The Sea is a book that genuinely daunted me! Oh boy! I thought I write long sentences! But no, John Banville writes LONGER sentences! He uses gazillion commas and, at one point I swear it made my head spin! 😀
Here is an excerpt to give you a taste:
Speaking of the television room, I realize suddenly, I cannot think why it did not strike me before now, so obvious is it, that what it reminds me of, what the whole house reminds me of, for that matter, and this must be the real reason I came here to hide in the first place, is the rented rooms my mother and I inhabited, were forced to inhabit, throughout my teenage years.

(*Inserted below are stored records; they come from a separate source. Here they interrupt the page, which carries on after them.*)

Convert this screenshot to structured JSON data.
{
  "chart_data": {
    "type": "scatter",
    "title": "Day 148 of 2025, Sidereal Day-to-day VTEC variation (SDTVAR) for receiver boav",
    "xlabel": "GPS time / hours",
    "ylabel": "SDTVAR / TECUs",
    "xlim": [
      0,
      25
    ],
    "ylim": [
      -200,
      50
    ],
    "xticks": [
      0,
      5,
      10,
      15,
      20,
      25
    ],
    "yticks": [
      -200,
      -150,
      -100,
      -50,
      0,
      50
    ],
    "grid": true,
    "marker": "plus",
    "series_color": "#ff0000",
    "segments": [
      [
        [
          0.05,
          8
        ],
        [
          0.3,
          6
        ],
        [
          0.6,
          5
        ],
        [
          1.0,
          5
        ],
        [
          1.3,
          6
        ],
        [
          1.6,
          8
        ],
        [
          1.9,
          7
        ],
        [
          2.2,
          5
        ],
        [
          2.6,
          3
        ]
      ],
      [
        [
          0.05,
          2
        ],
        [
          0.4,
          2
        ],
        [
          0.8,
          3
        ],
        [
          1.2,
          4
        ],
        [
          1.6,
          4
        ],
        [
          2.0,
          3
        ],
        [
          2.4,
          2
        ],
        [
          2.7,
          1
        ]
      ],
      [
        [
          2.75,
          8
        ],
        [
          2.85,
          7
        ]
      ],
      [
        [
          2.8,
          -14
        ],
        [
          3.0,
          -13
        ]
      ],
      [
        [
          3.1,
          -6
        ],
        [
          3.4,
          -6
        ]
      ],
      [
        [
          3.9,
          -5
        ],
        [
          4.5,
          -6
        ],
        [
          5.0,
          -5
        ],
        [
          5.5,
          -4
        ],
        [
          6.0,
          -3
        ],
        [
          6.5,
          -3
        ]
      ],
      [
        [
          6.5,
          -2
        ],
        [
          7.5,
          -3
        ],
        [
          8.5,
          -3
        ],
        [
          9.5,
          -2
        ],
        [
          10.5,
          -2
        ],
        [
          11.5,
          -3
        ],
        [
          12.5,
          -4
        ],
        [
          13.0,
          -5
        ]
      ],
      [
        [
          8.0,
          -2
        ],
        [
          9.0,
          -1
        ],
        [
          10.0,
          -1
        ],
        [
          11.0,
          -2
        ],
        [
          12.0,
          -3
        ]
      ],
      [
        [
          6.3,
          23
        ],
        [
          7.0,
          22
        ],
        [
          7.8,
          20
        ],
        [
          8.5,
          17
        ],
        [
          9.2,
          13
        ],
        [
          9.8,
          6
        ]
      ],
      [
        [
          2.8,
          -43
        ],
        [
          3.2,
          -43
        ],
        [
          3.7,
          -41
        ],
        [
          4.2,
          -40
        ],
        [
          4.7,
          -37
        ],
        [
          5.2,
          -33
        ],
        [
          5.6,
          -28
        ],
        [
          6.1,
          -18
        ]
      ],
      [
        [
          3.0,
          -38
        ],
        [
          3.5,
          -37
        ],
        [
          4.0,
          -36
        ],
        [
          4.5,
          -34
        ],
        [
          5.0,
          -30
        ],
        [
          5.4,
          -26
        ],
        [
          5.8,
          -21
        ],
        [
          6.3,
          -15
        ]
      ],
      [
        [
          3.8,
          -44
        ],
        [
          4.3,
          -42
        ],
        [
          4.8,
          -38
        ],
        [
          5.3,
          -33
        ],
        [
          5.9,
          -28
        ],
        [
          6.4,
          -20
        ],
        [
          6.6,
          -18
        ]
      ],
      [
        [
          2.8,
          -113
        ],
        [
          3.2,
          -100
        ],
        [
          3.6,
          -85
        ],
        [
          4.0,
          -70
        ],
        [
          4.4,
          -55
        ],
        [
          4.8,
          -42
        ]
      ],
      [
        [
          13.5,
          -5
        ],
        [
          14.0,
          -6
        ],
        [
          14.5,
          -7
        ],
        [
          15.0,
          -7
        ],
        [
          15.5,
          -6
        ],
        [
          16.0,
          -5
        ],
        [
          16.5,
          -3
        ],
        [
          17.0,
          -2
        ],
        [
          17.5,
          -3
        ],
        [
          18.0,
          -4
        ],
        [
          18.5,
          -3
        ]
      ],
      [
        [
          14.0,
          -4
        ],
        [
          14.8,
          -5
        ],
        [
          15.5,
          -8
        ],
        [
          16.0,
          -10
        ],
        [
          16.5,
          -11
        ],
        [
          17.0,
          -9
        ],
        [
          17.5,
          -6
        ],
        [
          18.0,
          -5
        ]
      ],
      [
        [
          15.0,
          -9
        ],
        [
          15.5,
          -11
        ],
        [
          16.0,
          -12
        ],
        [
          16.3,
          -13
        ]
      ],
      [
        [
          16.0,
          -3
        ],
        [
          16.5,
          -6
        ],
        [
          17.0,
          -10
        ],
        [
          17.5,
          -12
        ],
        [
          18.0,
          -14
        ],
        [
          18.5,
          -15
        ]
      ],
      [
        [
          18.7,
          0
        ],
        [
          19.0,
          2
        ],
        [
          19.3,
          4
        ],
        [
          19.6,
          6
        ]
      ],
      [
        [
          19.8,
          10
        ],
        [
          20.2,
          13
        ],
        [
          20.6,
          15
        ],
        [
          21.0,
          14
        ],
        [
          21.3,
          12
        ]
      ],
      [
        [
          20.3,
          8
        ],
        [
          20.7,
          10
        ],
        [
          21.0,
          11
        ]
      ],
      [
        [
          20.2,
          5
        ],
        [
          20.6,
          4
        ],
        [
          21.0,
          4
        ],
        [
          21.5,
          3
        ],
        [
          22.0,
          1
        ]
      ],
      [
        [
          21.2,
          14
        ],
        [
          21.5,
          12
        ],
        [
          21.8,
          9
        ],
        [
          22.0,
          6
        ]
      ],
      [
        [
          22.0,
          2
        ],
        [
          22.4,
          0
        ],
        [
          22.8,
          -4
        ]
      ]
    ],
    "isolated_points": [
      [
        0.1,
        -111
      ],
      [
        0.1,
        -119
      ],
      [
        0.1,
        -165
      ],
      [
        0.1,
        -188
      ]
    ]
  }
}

To be fair, not all his sentences are like that. There are some truly evocative lines in The Sea like this one:
I remember Anna, our daughter Claire will remember Anna and remember me, the Claire will be gone and there will be those who remember her but not us, and that will be our final dissolution. True, there will be something of us that will remain, a fading photograph, a lock of hair, a few fingerprints, a sprinkling of atoms in the air of the room where we breathed our last, yet none of this will be us, what we are and were, but only the dust of the dead.
But for me, they are too few and far between. 😦
The story in The Sea, although it is nothing spectacular, is not bad. It is told by Max Morden, a retired art historian. After his wife’s death, he returns to the seaside village where he spent a summer holiday. In this reflective novel, he looks back into his life with Anna, his wife, from the days they started dating to the time she was dying. Also, he recalls the time in his childhood when he was infatuated with Mrs. Grace, the mother of twins Chole and Myles whom he befriended during that summer.
The plot in The Sea has a twist I did not see coming. However, by the time I got to that part, I was too burnt to appreciate it. I am sorry for this lousy review, but if you decide to read The Sea I hope you will have better luck with it than I did!